A combination of abundant liquidity in the banking system, higher demand for government securities from banks as credit growth remains weak and the government’s efforts to maintain fiscal discipline may mean the government security yields may be in check. This will limit the possibility of earning a higher interest on small savings schemes, if they are strictly aligned to government security yields going forward.
Should you go for debt mutual funds instead?
Investors who are not hung up about guaranteed returns should consider investing in short-term debt funds that have good risk management in place for their goals that are three to five years away.
Specific debt funds are expected to benefit, thanks to a recent RBI announcement. In the last monetary policy committee meeting held on 6 February, 2020, RBI introduced long-term repo operation (LTRO), which is another tool to enable better monetary policy rate transmission. LTRO will allow banks to borrow for one- and three-year periods at the policy repo rate of 5.15%. “It gives banks committed money at the repo rate of 5.15% for one or three years. This move is expected to push short-term yields in the one-, three- and five-year spaces down,” said Arvind Chari, head, fixed income, Quantum Advisors Pvt. Ltd. The corporate bond yields are also likely to come down, he added.
“Debt funds that are positioned at the front end of the yield curve will benefit from this move,” said Chari. Short duration funds, dynamic funds that invest in bonds of similar tenures, corporate bond funds and bank and PSU funds are expected to benefit as yields come down and the price of existing bonds go up.
These are funds that investors should consider for their core portfolio for the competitive post-tax gains they generate. Long-term capital gains from debt funds are taxed at 20% but the tax payable comes down with the benefit of indexation, making them a good investment choice.
“Investors must be wary of chasing high YTMs (yields-to-maturity) and high returns in debt funds. They should instead evaluate the debt fund portfolio to understand the risks either on their own or work with an adviser who is able to do it for them,” said Rego.
The Bharat Bond Exchange-Traded Fund (ETF), which allows investors to tie in the yields at the time of making the investment if they hold to maturity, is a tax-efficient alternative for investors in bank fixed deposits (FDs), now that the Section 80C benefit on five-year FDs has also been made optional. With yields of 7.34% for the 10-year ETF and 6.37% for the three-year version, Bharat Bond ETF scores over bank FDs of similar tenors in terms of returns. Since they have a portfolio of government-backed bonds, the investors’ need for safety is also taken care of.

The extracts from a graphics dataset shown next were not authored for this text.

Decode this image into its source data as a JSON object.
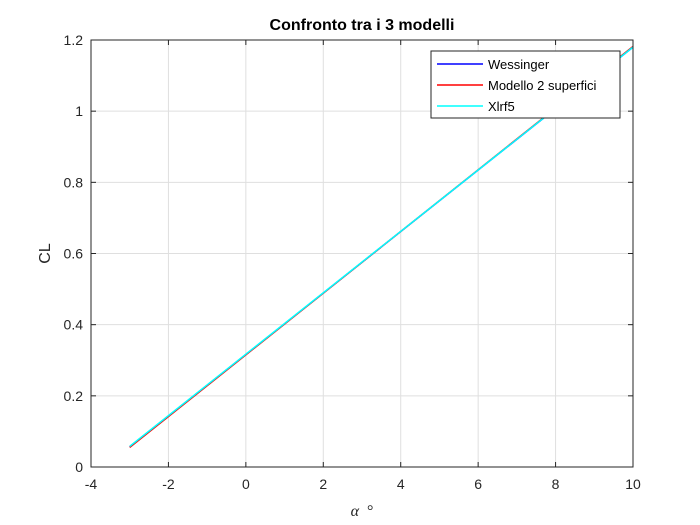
{
  "chart_data": {
    "type": "line",
    "title": "Confronto tra i 3 modelli",
    "xlabel_symbol": "α",
    "xlabel_unit": "°",
    "ylabel": "CL",
    "xlim": [
      -4,
      10
    ],
    "ylim": [
      0,
      1.2
    ],
    "xticks": [
      -4,
      -2,
      0,
      2,
      4,
      6,
      8,
      10
    ],
    "xtick_labels": [
      "-4",
      "-2",
      "0",
      "2",
      "4",
      "6",
      "8",
      "10"
    ],
    "yticks": [
      0,
      0.2,
      0.4,
      0.6,
      0.8,
      1.0,
      1.2
    ],
    "ytick_labels": [
      "0",
      "0.2",
      "0.4",
      "0.6",
      "0.8",
      "1",
      "1.2"
    ],
    "grid": true,
    "legend_position": "top-right",
    "series": [
      {
        "name": "Wessinger",
        "color": "#0000ff",
        "x": [
          -3,
          10
        ],
        "y": [
          0.057,
          1.18
        ]
      },
      {
        "name": "Modello 2 superfici",
        "color": "#ff0000",
        "x": [
          -3,
          10
        ],
        "y": [
          0.055,
          1.182
        ]
      },
      {
        "name": "Xlrf5",
        "color": "#00ffff",
        "x": [
          -3,
          10
        ],
        "y": [
          0.058,
          1.18
        ]
      }
    ]
  }
}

Unlike equity investments where mutual funds are the preferred vehicle for retail investors, for their debt allocations, investors first like to exhaust the traditional investment avenues that provide guaranteed returns before considering debt funds. With the tax shield coming off, many of these investments are now vulnerable on the return metric and this is where well-managed, high-quality and short-term funds can make their space in investors’ portfolio.